Compare Ewing with an earlier (2010) Texas Supreme Court decision, Gilbert Texas Construction, L.P. v. Underwriters at Lloyd’s London. In Gilbert, during a Dallas Area Rapid Transit Authority (DART) construction project, unusually heavy rains resulted in water damage to a building adjacent to the construction site. The owner of the building sued DART and its contractors, alleging that construction activities caused the water damage. The building owner sued the general contractor, Gilbert Texas Construction, for breach of contract. Under Gilbert Texas Construction’s contract with DART, Gilbert had agreed to repair any damages to the property of a third party that resulted from the failure to comply with the requirements of the contract or from the failure to exercise reasonable care in performing the work. Gilbert tendered the claim to Underwriters, who denied coverage under the contractual liability exclusion. The Court agreed with the Underwriters, explaining that under its contract with DART, Gilbert undertook a legal obligation to protect improvements and utilities on property adjacent to the construction site, which was an obligation separate from Gilbert’s obligation to exercise care in performing its work. Thus, the contractual liability operated to deny Gilbert’s claim for damages to the owner of the building.
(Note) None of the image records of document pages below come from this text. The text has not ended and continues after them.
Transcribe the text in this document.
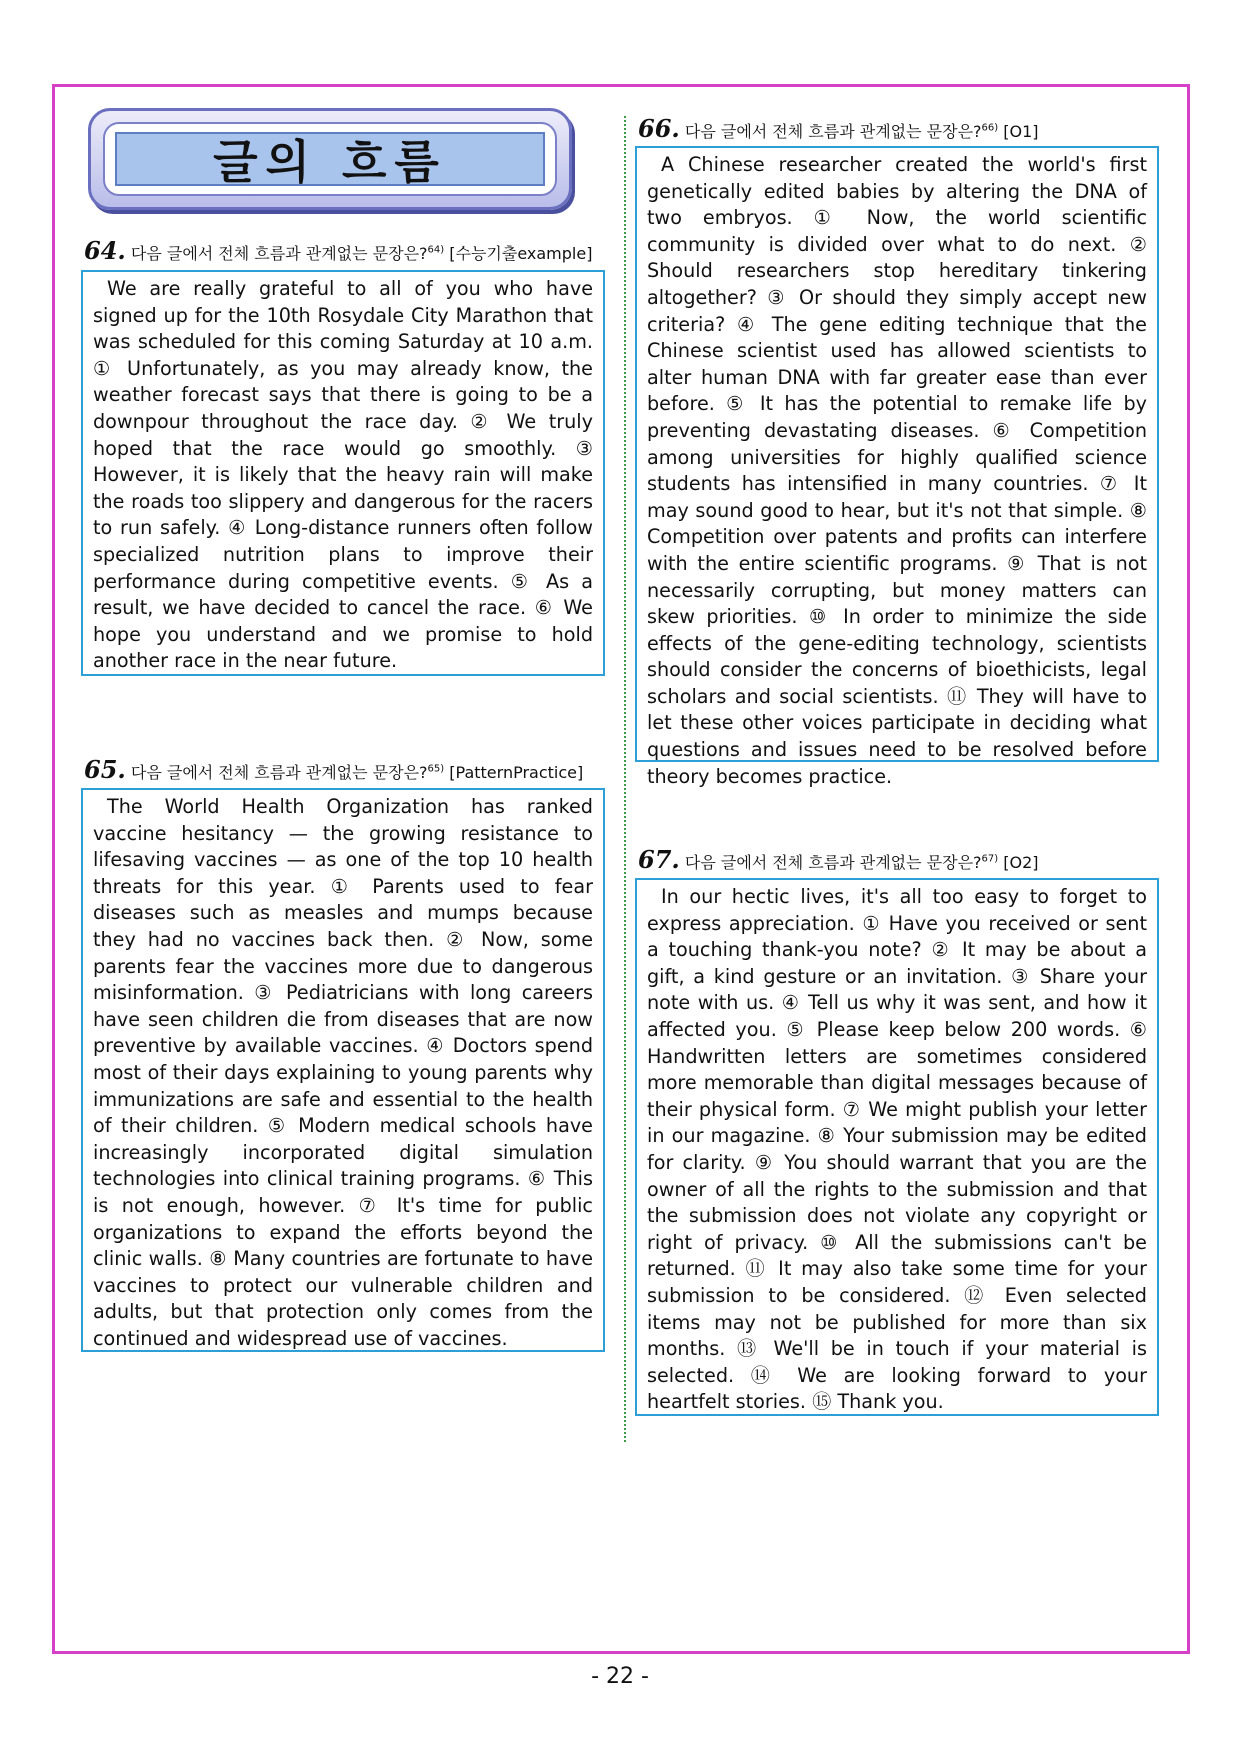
글의 흐름
64. 다음 글에서 전체 흐름과 관계없는 문장은?$^{64)}$ [수능기출example]

We are really grateful to all of you who have signed up for the 10th Rosydale City Marathon that was scheduled for this coming Saturday at 10 a.m. ① Unfortunately, as you may already know, the weather forecast says that there is going to be a downpour throughout the race day. ② We truly hoped that the race would go smoothly. ③ However, it is likely that the heavy rain will make the roads too slippery and dangerous for the racers to run safely. ④ Long-distance runners often follow specialized nutrition plans to improve their performance during competitive events. ⑤ As a result, we have decided to cancel the race. ⑥ We hope you understand and we promise to hold another race in the near future.

65. 다음 글에서 전체 흐름과 관계없는 문장은?$^{65)}$ [PatternPractice]

The World Health Organization has ranked vaccine hesitancy — the growing resistance to lifesaving vaccines — as one of the top 10 health threats for this year. ① Parents used to fear diseases such as measles and mumps because they had no vaccines back then. ② Now, some parents fear the vaccines more due to dangerous misinformation. ③ Pediatricians with long careers have seen children die from diseases that are now preventive by available vaccines. ④ Doctors spend most of their days explaining to young parents why immunizations are safe and essential to the health of their children. ⑤ Modern medical schools have increasingly incorporated digital simulation technologies into clinical training programs. ⑥ This is not enough, however. ⑦ It's time for public organizations to expand the efforts beyond the clinic walls. ⑧ Many countries are fortunate to have vaccines to protect our vulnerable children and adults, but that protection only comes from the continued and widespread use of vaccines.

66. 다음 글에서 전체 흐름과 관계없는 문장은?$^{66)}$ [O1]

A Chinese researcher created the world's first genetically edited babies by altering the DNA of two embryos. ① Now, the world scientific community is divided over what to do next. ② Should researchers stop hereditary tinkering altogether? ③ Or should they simply accept new criteria? ④ The gene editing technique that the Chinese scientist used has allowed scientists to alter human DNA with far greater ease than ever before. ⑤ It has the potential to remake life by preventing devastating diseases. ⑥ Competition among universities for highly qualified science students has intensified in many countries. ⑦ It may sound good to hear, but it's not that simple. ⑧ Competition over patents and profits can interfere with the entire scientific programs. ⑨ That is not necessarily corrupting, but money matters can skew priorities. ⑩ In order to minimize the side effects of the gene-editing technology, scientists should consider the concerns of bioethicists, legal scholars and social scientists. ⑪ They will have to let these other voices participate in deciding what questions and issues need to be resolved before theory becomes practice.

67. 다음 글에서 전체 흐름과 관계없는 문장은?$^{67)}$ [O2]

In our hectic lives, it's all too easy to forget to express appreciation. ① Have you received or sent a touching thank-you note? ② It may be about a gift, a kind gesture or an invitation. ③ Share your note with us. ④ Tell us why it was sent, and how it affected you. ⑤ Please keep below 200 words. ⑥ Handwritten letters are sometimes considered more memorable than digital messages because of their physical form. ⑦ We might publish your letter in our magazine. ⑧ Your submission may be edited for clarity. ⑨ You should warrant that you are the owner of all the rights to the submission and that the submission does not violate any copyright or right of privacy. ⑩ All the submissions can't be returned. ⑪ It may also take some time for your submission to be considered. ⑫ Even selected items may not be published for more than six months. ⑬ We'll be in touch if your material is selected. ⑭ We are looking forward to your heartfelt stories. ⑮ Thank you.

- 22 -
It is important to remember that a denial of coverage letter does not necessarily mean that coverage does not exist under the policy. Because insurance has its basis in contract law, a policyholder may resort to remedies available under the Texas Insurance Code and Texas Deceptive Trade Practices Act. Moreover, if you successfully sue an insurer for breach of contract, attorney’s fees and costs may be recovered. In any case, every business should ensure they have an understanding of the coverage available under their specific GCL policy, which may vary from the industry-standard GCL policy.